Let $X$ be a connected smooth projective curve over an algebraically closed field $K$. Let $\mathcal{F}$ be a locally free sheaf on $X$ and $\mathcal{E}$ a subsheaf of $\mathcal{F}$, which is again locally free since $dim(X)=1$. Let $E,F$ be the corresponding vector bundles associated with $\mathcal{E},\mathcal{F}$ respectively.

**Definition:** The *vector subbundle of $F$ generically generated by $E$* is a vector subbundle $\bar{E}\subset F$, which is the vector bundle associated with the locally free sheaf $\bar{\mathcal{E}}:=\pi^{-1}\bigg(\mathcal{T}\big(\mathcal{F}/\mathcal{E}\big)\bigg)$, where $\pi:\mathcal{F}\rightarrow\mathcal{F}/\mathcal{E}$ is the projection and $\mathcal{T}\big(\mathcal{F}/\mathcal{E}\big)$ is the torsion subsheaf of the quotient.

## Question 1

Why is $\mathcal{F}/\bar{\mathcal{E}}$ torsion-free (and hence locally-free)?
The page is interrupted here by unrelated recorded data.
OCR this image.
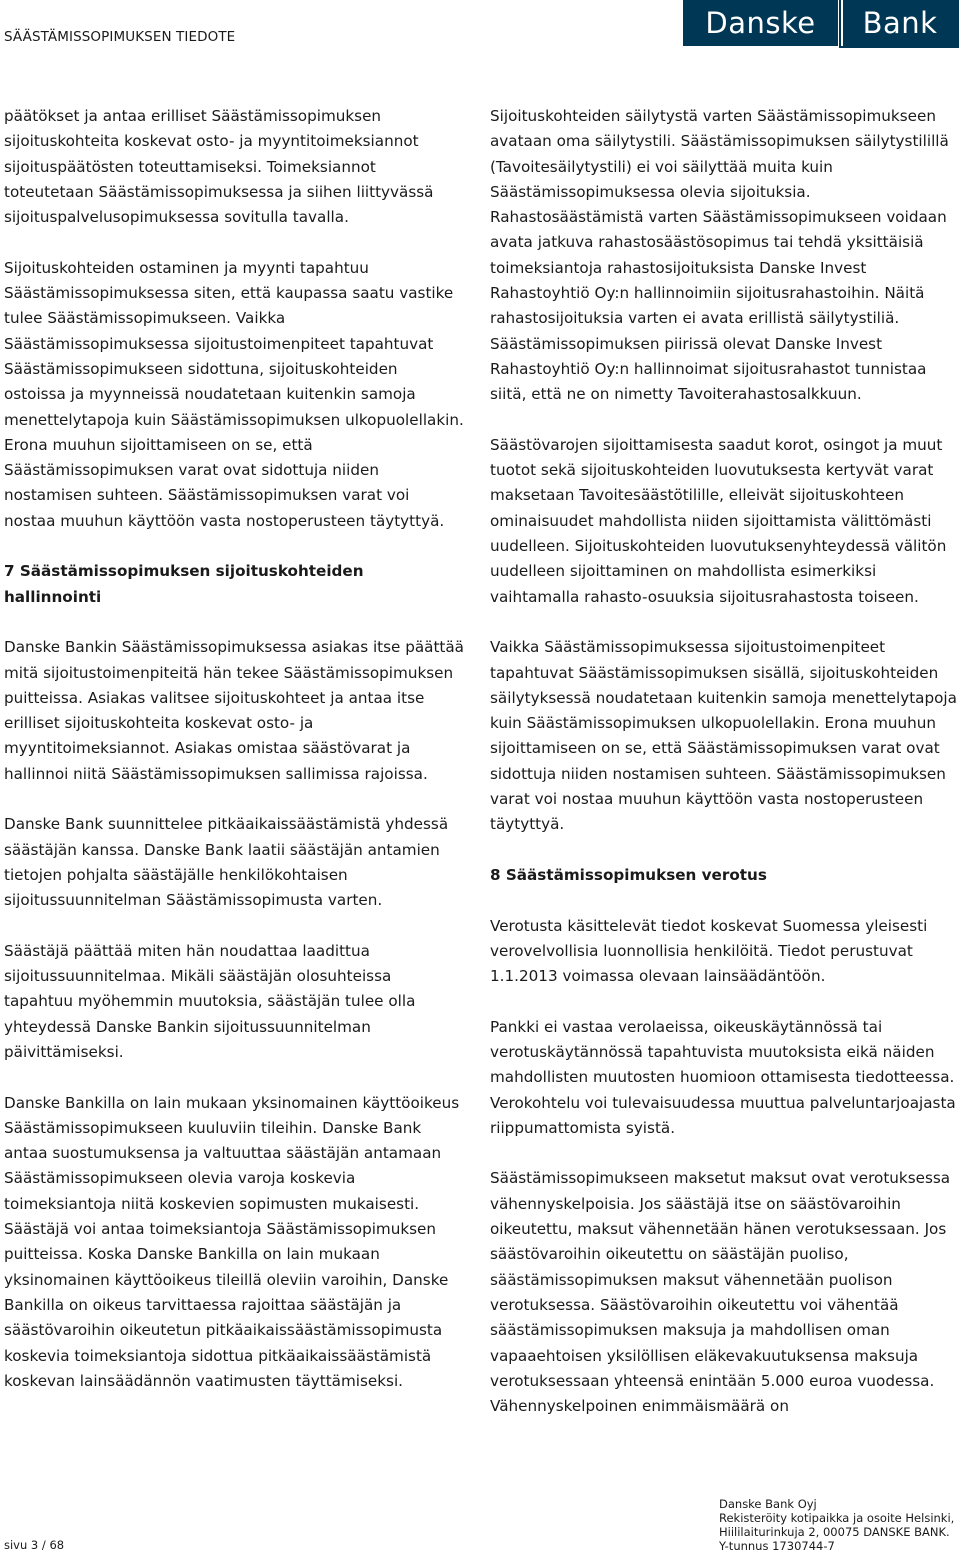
SÄÄSTÄMISSOPIMUKSEN TIEDOTE	Danske	Bank

päätökset ja antaa erilliset Säästämissopimuksen sijoituskohteita koskevat osto- ja myyntitoimeksiannot sijoituspäätösten toteuttamiseksi. Toimeksiannot toteutetaan Säästämissopimuksessa ja siihen liittyvässä sijoituspalvelusopimuksessa sovitulla tavalla.

Sijoituskohteiden ostaminen ja myynti tapahtuu Säästämissopimuksessa siten, että kaupassa saatu vastike tulee Säästämissopimukseen. Vaikka Säästämissopimuksessa sijoitustoimenpiteet tapahtuvat Säästämissopimukseen sidottuna, sijoituskohteiden ostoissa ja myynneissä noudatetaan kuitenkin samoja menettelytapoja kuin Säästämissopimuksen ulkopuolellakin. Erona muuhun sijoittamiseen on se, että Säästämissopimuksen varat ovat sidottuja niiden nostamisen suhteen. Säästämissopimuksen varat voi nostaa muuhun käyttöön vasta nostoperusteen täytyttyä.

7 Säästämissopimuksen sijoituskohteiden hallinnointi

Danske Bankin Säästämissopimuksessa asiakas itse päättää mitä sijoitustoimenpiteitä hän tekee Säästämissopimuksen puitteissa. Asiakas valitsee sijoituskohteet ja antaa itse erilliset sijoituskohteita koskevat osto- ja myyntitoimeksiannot. Asiakas omistaa säästövarat ja hallinnoi niitä Säästämissopimuksen sallimissa rajoissa.

Danske Bank suunnittelee pitkäaikaissäästämistä yhdessä säästäjän kanssa. Danske Bank laatii säästäjän antamien tietojen pohjalta säästäjälle henkilökohtaisen sijoitussuunnitelman Säästämissopimusta varten.

Säästäjä päättää miten hän noudattaa laadittua sijoitussuunnitelmaa. Mikäli säästäjän olosuhteissa tapahtuu myöhemmin muutoksia, säästäjän tulee olla yhteydessä Danske Bankin sijoitussuunnitelman päivittämiseksi.

Danske Bankilla on lain mukaan yksinomainen käyttöoikeus Säästämissopimukseen kuuluviin tileihin. Danske Bank antaa suostumuksensa ja valtuuttaa säästäjän antamaan Säästämissopimukseen olevia varoja koskevia toimeksiantoja niitä koskevien sopimusten mukaisesti. Säästäjä voi antaa toimeksiantoja Säästämissopimuksen puitteissa. Koska Danske Bankilla on lain mukaan yksinomainen käyttöoikeus tileillä oleviin varoihin, Danske Bankilla on oikeus tarvittaessa rajoittaa säästäjän ja säästövaroihin oikeutetun pitkäaikaissäästämissopimusta koskevia toimeksiantoja sidottua pitkäaikaissäästämistä koskevan lainsäädännön vaatimusten täyttämiseksi.

Sijoituskohteiden säilytystä varten Säästämissopimukseen avataan oma säilytystili. Säästämissopimuksen säilytystilillä (Tavoitesäilytystili) ei voi säilyttää muita kuin Säästämissopimuksessa olevia sijoituksia. Rahastosäästämistä varten Säästämissopimukseen voidaan avata jatkuva rahastosäästösopimus tai tehdä yksittäisiä toimeksiantoja rahastosijoituksista Danske Invest Rahastoyhtiö Oy:n hallinnoimiin sijoitusrahastoihin. Näitä rahastosijoituksia varten ei avata erillistä säilytystiliä. Säästämissopimuksen piirissä olevat Danske Invest Rahastoyhtiö Oy:n hallinnoimat sijoitusrahastot tunnistaa siitä, että ne on nimetty Tavoiterahastosalkkuun.

Säästövarojen sijoittamisesta saadut korot, osingot ja muut tuotot sekä sijoituskohteiden luovutuksesta kertyvät varat maksetaan Tavoitesäästötilille, elleivät sijoituskohteen ominaisuudet mahdollista niiden sijoittamista välittömästi uudelleen. Sijoituskohteiden luovutuksenyhteydessä välitön uudelleen sijoittaminen on mahdollista esimerkiksi vaihtamalla rahasto-osuuksia sijoitusrahastosta toiseen.

Vaikka Säästämissopimuksessa sijoitustoimenpiteet tapahtuvat Säästämissopimuksen sisällä, sijoituskohteiden säilytyksessä noudatetaan kuitenkin samoja menettelytapoja kuin Säästämissopimuksen ulkopuolellakin. Erona muuhun sijoittamiseen on se, että Säästämissopimuksen varat ovat sidottuja niiden nostamisen suhteen. Säästämissopimuksen varat voi nostaa muuhun käyttöön vasta nostoperusteen täytyttyä.

8 Säästämissopimuksen verotus

Verotusta käsittelevät tiedot koskevat Suomessa yleisesti verovelvollisia luonnollisia henkilöitä. Tiedot perustuvat 1.1.2013 voimassa olevaan lainsäädäntöön.

Pankki ei vastaa verolaeissa, oikeuskäytännössä tai verotuskäytännössä tapahtuvista muutoksista eikä näiden mahdollisten muutosten huomioon ottamisesta tiedotteessa. Verokohtelu voi tulevaisuudessa muuttua palveluntarjoajasta riippumattomista syistä.

Säästämissopimukseen maksetut maksut ovat verotuksessa vähennyskelpoisia. Jos säästäjä itse on säästövaroihin oikeutettu, maksut vähennetään hänen verotuksessaan. Jos säästövaroihin oikeutettu on säästäjän puoliso, säästämissopimuksen maksut vähennetään puolison verotuksessa. Säästövaroihin oikeutettu voi vähentää säästämissopimuksen maksuja ja mahdollisen oman vapaaehtoisen yksilöllisen eläkevakuutuksensa maksuja verotuksessaan yhteensä enintään 5.000 euroa vuodessa. Vähennyskelpoinen enimmäismäärä on

sivu 3 / 68
Danske Bank Oyj
Rekisteröity kotipaikka ja osoite Helsinki,
Hiililaiturinkuja 2, 00075 DANSKE BANK.
Y-tunnus 1730744-7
By using this property we obtain that $\bar{E}$ is a vector subbundle of $F$

## Question 2

Why do the following equations: $\quad rk(\bar{\mathcal{E}})=rk(\mathcal{E})\qquad deg(\bar{\mathcal{E}})\ge deg(\mathcal{E})\quad$ hold? Do they hold in general when we are dealing with inverse image sheaf or they are a special case?